I asked Jim about this in a roundabout way.

“His life has really taken off,” Jim says, “and he’s done well. But he’s still a young boy. I want him to make mistakes. There’s so much he has to learn. He’s still a 21-year-old boy.”


Years ago, before fame came, Holcomb asked JJ to babysit his son Sam.

JJ seized the opportunity. He showed up with Katya and together they took on the responsibility. JJ’s best work? Making a few grilled cheese sandwiches.

“Sam thought they were the best he’d ever had,” says Holcomb, “simply because JJ made them.”

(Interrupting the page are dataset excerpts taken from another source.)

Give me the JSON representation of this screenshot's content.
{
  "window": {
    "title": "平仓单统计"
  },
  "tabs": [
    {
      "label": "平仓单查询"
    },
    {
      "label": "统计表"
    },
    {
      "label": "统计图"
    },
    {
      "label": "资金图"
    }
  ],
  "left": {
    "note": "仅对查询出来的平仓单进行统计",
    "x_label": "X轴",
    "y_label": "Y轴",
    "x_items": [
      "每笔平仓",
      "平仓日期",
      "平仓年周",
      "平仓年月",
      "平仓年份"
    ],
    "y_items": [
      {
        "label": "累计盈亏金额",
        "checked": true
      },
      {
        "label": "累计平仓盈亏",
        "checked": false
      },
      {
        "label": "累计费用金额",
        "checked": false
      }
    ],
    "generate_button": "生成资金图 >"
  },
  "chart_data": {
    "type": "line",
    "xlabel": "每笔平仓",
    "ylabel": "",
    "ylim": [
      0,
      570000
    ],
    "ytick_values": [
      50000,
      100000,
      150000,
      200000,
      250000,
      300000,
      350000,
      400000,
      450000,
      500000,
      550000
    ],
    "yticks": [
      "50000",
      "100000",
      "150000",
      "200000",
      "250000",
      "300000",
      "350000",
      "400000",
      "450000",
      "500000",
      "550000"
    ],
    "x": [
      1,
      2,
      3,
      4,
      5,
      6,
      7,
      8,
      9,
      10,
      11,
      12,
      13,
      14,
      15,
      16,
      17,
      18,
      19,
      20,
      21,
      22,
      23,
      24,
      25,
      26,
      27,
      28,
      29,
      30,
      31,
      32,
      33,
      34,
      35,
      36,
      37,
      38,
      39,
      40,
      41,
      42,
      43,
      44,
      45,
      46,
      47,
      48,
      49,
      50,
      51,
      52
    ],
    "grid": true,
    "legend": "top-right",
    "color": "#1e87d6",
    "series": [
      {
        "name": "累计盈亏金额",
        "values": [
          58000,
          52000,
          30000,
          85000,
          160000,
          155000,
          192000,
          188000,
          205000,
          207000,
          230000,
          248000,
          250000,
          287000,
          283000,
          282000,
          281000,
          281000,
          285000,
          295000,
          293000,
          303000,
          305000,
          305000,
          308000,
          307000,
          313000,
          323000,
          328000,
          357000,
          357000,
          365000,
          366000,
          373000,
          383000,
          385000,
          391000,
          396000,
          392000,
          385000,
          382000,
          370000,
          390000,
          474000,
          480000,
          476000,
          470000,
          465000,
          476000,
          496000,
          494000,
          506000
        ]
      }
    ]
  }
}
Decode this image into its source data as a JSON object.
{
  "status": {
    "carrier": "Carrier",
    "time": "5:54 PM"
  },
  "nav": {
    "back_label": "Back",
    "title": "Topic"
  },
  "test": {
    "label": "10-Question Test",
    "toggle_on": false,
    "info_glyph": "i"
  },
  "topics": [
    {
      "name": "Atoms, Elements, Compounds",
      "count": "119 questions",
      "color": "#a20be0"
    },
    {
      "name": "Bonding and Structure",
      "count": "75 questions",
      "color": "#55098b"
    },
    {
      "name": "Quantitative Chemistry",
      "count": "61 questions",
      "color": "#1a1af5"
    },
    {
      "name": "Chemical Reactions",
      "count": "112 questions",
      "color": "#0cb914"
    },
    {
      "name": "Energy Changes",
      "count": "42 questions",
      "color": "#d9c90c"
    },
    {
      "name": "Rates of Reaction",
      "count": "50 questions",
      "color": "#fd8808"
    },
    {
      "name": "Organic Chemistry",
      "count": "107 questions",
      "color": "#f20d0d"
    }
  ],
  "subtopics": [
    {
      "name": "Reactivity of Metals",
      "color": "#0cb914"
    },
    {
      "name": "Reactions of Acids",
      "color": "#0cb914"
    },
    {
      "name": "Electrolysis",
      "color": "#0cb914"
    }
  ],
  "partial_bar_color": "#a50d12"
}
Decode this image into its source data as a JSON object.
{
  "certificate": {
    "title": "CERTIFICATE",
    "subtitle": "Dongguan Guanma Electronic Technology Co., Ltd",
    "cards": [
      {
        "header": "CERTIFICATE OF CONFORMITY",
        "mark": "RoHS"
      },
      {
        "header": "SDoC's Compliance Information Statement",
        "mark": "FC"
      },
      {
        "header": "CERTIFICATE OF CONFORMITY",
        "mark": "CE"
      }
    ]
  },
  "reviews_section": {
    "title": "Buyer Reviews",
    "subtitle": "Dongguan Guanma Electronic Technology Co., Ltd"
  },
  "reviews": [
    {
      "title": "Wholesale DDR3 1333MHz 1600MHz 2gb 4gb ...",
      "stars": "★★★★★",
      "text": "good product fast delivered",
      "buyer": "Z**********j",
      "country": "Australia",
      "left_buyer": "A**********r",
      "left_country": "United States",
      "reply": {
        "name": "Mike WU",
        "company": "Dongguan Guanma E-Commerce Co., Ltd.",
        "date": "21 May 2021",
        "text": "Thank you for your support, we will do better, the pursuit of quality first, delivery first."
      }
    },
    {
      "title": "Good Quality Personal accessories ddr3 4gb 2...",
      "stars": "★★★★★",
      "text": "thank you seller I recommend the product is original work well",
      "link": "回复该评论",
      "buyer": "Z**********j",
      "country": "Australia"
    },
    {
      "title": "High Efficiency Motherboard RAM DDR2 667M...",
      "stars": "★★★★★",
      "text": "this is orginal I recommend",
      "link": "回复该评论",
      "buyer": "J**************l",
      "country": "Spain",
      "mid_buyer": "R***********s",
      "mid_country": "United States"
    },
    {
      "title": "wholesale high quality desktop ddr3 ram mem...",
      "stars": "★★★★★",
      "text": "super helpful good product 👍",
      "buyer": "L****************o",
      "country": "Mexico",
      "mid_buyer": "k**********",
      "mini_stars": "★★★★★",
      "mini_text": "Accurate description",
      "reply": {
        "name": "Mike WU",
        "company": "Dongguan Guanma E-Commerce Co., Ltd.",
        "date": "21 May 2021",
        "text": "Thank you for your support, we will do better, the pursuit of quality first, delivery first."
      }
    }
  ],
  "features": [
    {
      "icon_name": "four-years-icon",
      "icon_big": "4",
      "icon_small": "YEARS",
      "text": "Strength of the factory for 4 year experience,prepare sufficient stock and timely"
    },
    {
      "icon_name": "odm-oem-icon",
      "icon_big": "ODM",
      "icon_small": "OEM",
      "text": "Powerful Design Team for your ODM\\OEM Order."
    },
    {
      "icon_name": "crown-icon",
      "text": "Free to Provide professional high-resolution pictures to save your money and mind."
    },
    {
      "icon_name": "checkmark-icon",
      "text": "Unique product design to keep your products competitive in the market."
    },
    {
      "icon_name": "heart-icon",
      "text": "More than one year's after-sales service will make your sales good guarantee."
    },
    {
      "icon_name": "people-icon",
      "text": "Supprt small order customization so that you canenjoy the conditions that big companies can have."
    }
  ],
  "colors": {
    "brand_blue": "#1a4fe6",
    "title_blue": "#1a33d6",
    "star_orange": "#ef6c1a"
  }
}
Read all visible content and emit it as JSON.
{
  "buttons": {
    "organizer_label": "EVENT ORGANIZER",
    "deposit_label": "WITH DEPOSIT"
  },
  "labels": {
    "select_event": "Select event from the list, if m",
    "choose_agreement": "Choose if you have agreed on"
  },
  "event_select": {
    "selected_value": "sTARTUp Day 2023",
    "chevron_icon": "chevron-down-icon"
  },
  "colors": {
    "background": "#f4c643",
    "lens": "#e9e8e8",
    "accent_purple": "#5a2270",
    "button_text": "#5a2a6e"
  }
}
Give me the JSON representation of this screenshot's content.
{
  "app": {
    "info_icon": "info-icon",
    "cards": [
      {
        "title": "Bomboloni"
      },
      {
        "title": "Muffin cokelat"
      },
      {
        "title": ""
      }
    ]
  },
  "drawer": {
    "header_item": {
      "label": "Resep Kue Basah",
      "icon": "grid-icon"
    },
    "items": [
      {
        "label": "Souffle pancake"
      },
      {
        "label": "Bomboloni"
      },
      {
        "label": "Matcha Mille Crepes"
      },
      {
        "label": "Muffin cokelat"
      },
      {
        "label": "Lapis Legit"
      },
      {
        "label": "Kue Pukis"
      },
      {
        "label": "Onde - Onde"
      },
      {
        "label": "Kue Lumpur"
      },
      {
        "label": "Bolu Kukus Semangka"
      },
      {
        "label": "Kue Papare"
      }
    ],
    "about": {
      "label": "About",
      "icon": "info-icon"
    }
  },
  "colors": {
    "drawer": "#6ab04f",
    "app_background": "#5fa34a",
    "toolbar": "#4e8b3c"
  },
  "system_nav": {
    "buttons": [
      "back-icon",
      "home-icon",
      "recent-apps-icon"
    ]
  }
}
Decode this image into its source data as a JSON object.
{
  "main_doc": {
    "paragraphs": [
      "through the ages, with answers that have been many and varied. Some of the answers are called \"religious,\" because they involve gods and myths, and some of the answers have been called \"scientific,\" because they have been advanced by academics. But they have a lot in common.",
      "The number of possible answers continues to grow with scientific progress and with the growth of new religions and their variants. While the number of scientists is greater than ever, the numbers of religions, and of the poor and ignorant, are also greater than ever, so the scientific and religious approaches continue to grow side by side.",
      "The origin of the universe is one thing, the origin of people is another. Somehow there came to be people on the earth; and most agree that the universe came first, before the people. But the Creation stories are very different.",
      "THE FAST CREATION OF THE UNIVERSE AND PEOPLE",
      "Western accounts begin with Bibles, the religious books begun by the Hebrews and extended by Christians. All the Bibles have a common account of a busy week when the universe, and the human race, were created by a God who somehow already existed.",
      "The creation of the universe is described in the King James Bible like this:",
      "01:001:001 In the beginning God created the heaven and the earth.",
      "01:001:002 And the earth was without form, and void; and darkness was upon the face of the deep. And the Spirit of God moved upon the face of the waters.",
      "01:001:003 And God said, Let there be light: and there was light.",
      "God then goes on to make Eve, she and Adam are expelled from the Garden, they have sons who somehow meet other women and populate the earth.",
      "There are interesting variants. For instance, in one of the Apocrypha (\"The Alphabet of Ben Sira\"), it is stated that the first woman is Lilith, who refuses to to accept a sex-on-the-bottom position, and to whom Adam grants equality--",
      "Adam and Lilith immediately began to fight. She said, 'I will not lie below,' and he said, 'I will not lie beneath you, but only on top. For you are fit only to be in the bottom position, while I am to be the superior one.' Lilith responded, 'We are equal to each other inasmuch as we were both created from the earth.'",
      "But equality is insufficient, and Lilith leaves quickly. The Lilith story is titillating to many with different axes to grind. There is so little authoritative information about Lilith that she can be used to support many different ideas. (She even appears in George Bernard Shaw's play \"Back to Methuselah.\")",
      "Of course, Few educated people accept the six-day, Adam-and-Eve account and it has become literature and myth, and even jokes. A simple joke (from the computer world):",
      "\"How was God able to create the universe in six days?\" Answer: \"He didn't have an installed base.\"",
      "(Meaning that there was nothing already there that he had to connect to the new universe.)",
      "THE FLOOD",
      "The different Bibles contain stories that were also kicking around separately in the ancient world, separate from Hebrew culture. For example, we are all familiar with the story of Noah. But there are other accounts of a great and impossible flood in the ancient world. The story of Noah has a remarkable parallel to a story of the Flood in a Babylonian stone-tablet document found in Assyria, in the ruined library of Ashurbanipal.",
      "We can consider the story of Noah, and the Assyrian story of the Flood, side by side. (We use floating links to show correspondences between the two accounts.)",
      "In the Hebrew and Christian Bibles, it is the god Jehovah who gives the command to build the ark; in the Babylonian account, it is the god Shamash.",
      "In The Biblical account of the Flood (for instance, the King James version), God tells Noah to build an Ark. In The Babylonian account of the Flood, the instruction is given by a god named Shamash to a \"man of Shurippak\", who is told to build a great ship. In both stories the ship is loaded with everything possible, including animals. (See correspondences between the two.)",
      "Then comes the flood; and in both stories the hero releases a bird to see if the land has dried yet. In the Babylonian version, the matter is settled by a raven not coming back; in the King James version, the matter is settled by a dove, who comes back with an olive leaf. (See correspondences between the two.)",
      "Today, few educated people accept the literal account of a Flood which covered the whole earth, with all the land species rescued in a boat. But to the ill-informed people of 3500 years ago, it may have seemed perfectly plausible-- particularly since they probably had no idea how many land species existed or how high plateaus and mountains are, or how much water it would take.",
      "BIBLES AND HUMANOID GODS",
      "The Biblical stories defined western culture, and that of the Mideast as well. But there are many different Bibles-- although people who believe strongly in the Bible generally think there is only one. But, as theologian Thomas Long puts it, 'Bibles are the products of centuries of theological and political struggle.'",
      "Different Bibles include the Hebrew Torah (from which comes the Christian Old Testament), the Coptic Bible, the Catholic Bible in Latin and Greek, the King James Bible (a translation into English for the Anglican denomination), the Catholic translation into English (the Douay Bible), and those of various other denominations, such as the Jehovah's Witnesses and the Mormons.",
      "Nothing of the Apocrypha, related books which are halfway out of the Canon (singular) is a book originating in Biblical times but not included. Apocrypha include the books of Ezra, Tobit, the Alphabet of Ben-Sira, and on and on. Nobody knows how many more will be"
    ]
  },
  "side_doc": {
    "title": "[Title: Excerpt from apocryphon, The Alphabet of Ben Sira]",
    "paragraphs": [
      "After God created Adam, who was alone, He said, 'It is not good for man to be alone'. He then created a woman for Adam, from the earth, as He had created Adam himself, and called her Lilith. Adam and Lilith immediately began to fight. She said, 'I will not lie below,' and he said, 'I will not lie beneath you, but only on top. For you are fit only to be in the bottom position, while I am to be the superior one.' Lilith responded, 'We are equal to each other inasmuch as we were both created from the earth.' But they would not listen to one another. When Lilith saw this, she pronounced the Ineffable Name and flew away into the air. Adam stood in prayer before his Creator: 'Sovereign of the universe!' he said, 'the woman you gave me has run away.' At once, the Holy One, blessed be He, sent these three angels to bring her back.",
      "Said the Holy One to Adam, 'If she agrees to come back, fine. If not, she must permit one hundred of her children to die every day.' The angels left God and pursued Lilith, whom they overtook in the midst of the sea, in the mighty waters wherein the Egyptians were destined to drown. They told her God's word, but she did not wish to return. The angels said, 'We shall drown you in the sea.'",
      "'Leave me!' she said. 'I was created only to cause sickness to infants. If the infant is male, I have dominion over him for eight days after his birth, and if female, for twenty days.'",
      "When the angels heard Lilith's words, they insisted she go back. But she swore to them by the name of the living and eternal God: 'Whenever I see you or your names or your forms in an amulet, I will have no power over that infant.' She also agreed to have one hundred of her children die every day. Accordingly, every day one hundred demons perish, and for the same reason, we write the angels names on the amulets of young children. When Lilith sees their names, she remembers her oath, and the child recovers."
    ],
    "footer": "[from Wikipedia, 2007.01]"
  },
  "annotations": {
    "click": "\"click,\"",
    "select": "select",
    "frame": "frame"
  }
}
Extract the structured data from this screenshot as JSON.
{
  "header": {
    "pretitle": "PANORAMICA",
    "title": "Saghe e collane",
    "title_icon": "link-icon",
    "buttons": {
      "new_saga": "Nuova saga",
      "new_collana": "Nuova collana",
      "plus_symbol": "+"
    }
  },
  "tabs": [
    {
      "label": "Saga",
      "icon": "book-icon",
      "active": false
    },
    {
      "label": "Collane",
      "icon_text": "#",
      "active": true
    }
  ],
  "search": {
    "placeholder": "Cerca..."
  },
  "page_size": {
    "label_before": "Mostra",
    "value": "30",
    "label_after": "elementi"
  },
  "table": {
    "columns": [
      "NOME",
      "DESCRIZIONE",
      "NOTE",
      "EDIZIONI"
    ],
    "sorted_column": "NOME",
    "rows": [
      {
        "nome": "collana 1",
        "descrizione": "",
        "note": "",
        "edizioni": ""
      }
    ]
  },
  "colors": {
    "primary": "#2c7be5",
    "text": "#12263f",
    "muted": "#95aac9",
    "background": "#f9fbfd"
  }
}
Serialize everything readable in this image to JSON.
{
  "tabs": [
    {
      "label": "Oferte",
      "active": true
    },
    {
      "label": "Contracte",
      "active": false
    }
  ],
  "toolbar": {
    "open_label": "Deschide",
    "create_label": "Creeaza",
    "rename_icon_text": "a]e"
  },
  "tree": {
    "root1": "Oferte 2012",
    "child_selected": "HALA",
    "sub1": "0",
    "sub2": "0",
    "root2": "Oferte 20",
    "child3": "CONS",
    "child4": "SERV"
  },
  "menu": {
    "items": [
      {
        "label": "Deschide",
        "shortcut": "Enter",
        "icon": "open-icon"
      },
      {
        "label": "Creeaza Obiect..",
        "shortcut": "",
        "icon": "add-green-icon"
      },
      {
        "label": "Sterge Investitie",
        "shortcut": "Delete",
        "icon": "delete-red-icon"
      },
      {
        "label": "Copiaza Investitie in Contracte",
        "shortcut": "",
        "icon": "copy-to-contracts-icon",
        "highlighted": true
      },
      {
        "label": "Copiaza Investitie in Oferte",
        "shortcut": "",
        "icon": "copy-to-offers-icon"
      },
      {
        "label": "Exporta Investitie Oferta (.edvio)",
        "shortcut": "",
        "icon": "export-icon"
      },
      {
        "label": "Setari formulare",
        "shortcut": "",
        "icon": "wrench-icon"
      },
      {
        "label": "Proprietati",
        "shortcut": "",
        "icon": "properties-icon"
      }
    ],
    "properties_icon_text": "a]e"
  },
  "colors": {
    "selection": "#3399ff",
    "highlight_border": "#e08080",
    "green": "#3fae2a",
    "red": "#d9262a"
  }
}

Years later, Sam is now in the seventh grade. And funnily enough, not only does he play quarterback, he is also considered the best in the country at his age.

Michigan was the first school to offer him about a month ago. Jim informed JJ of the news and JJ immediately sent Sam a direct message.

Holcomb has a screenshot of it.

“Congrats, fam,” Holcomb says, reading JJ’s words out loud. “Well deserved for all the work you’ve put in. But I’m here to tell you that you haven’t even begun and haven’t even scratched the surface of your potential. I’ll love you for the rest of your life, but please, if you can promise me one thing, keep working your balls off until you hang up your boots. Let me know if you ever need anything.

“Just the beginning.”

There is also a hidden message for Holcomb in that last sentence. It is the beginning of a much-trodden parenting arc.

Jim is one of the few who can relate to Holcomb’s situation, so Holcomb has gone to ask for advice. The general theme in Jim’s answers? Be a father, not an overbearing manager or coach. And if the child likes it — like, Real loves it — I don’t know what all he can achieve.